Styx

   From Susan Harbage Page’s  photograph “Laredo Riverbank With Cross.”

A cross in the act of falling apart,

one broken twig stuck upright in the dirt,

another across, its bark peeling off

like wounds on open arms,

one scrap of paper still attached,

words once written there

now bleached away.


A lonely riverbank,

and nothing but those two sticks

tied with a scavenged strip of plastic,

its soiled blue echoing

a glimpse of river water.

Other than that, the colors are muted

duns, yellows, no other sign of human life

except perhaps vanishing footsteps.


Perhaps other scraps were carried off

by wind, then water,

who knows how many they were,

what shreds of a family, what lone child

passed here and left this brief

devotional candle.


The cross is del otro lado, on the northern

side of the forbidden river,

Gracias a Dios –it could be saying–

thank you, sweet Virgin, Virgencita

de Guadalupe, here we set our feet

on firm land again.


But so often people plant a cross

by a road where someone was shot,

by a railroad where someone has fallen,

by a river where someone has drowned.


Enriqueta Carrington is a Mexican poet, literary translator, and mathematician.
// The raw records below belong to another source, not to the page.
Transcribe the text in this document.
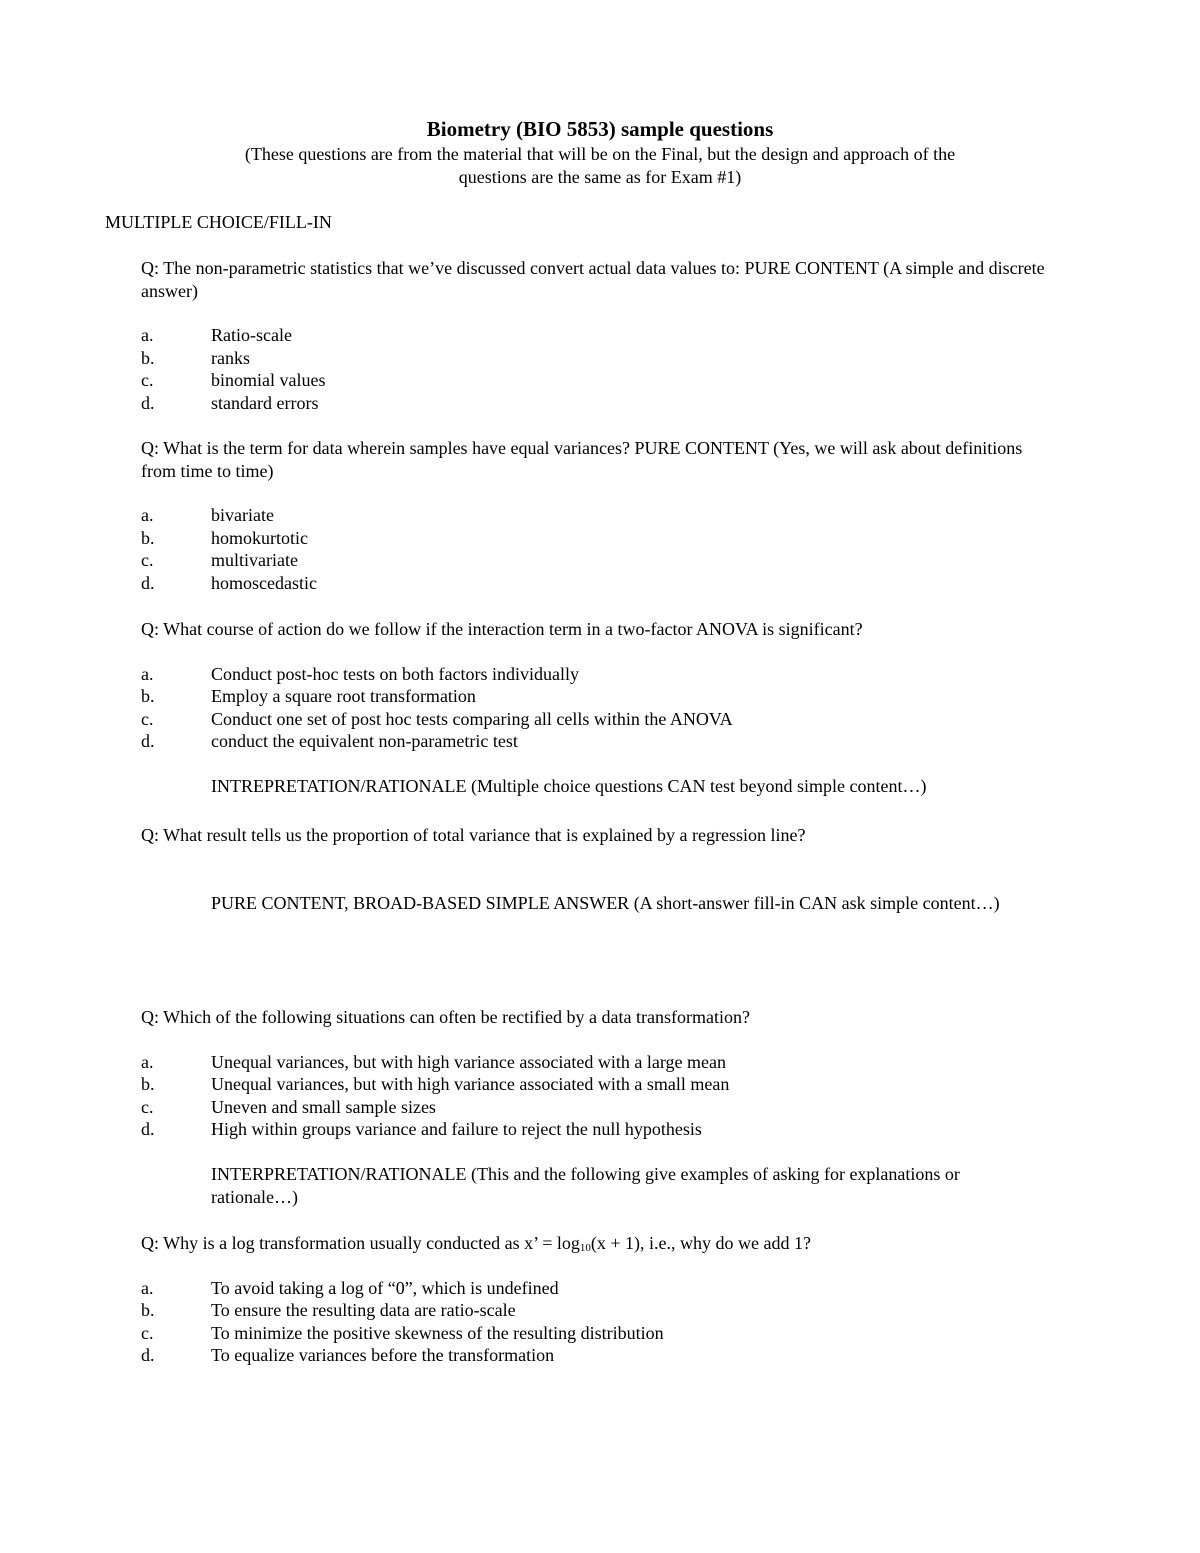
Biometry (BIO 5853) sample questions
(These questions are from the material that will be on the Final, but the design and approach of the
questions are the same as for Exam #1)
MULTIPLE CHOICE/FILL-IN

Q: The non-parametric statistics that we’ve discussed convert actual data values to: PURE CONTENT (A simple and discrete answer)

a.	Ratio-scale
b.	ranks
c.	binomial values
d.	standard errors

Q: What is the term for data wherein samples have equal variances? PURE CONTENT (Yes, we will ask about definitions from time to time)

a.	bivariate
b.	homokurtotic
c.	multivariate
d.	homoscedastic

Q: What course of action do we follow if the interaction term in a two-factor ANOVA is significant?

a.	Conduct post-hoc tests on both factors individually
b.	Employ a square root transformation
c.	Conduct one set of post hoc tests comparing all cells within the ANOVA
d.	conduct the equivalent non-parametric test

INTREPRETATION/RATIONALE (Multiple choice questions CAN test beyond simple content…)

Q: What result tells us the proportion of total variance that is explained by a regression line?

PURE CONTENT, BROAD-BASED SIMPLE ANSWER (A short-answer fill-in CAN ask simple content…)

Q: Which of the following situations can often be rectified by a data transformation?

a.	Unequal variances, but with high variance associated with a large mean
b.	Unequal variances, but with high variance associated with a small mean
c.	Uneven and small sample sizes
d.	High within groups variance and failure to reject the null hypothesis

INTERPRETATION/RATIONALE (This and the following give examples of asking for explanations or rationale…)

Q: Why is a log transformation usually conducted as x’ = $\log_{10}(x + 1)$, i.e., why do we add 1?

a.	To avoid taking a log of “0”, which is undefined
b.	To ensure the resulting data are ratio-scale
c.	To minimize the positive skewness of the resulting distribution
d.	To equalize variances before the transformation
She received a fellowship from the National Endowment for the Arts as a translator. Her translations into English include five poetry collections by authors from Mexico, Puerto Rico, and Israel. Her own poems in English and Spanish, as well as her translations, have appeared in Rattapallax, Blue Unicorn, 14 by 14, The New Formalist, The Society of Classical Poets Journal, Descant (Canada) and several other journals and anthologies. She is a member of the editorial committee of the poetry journal US1 Worksheets.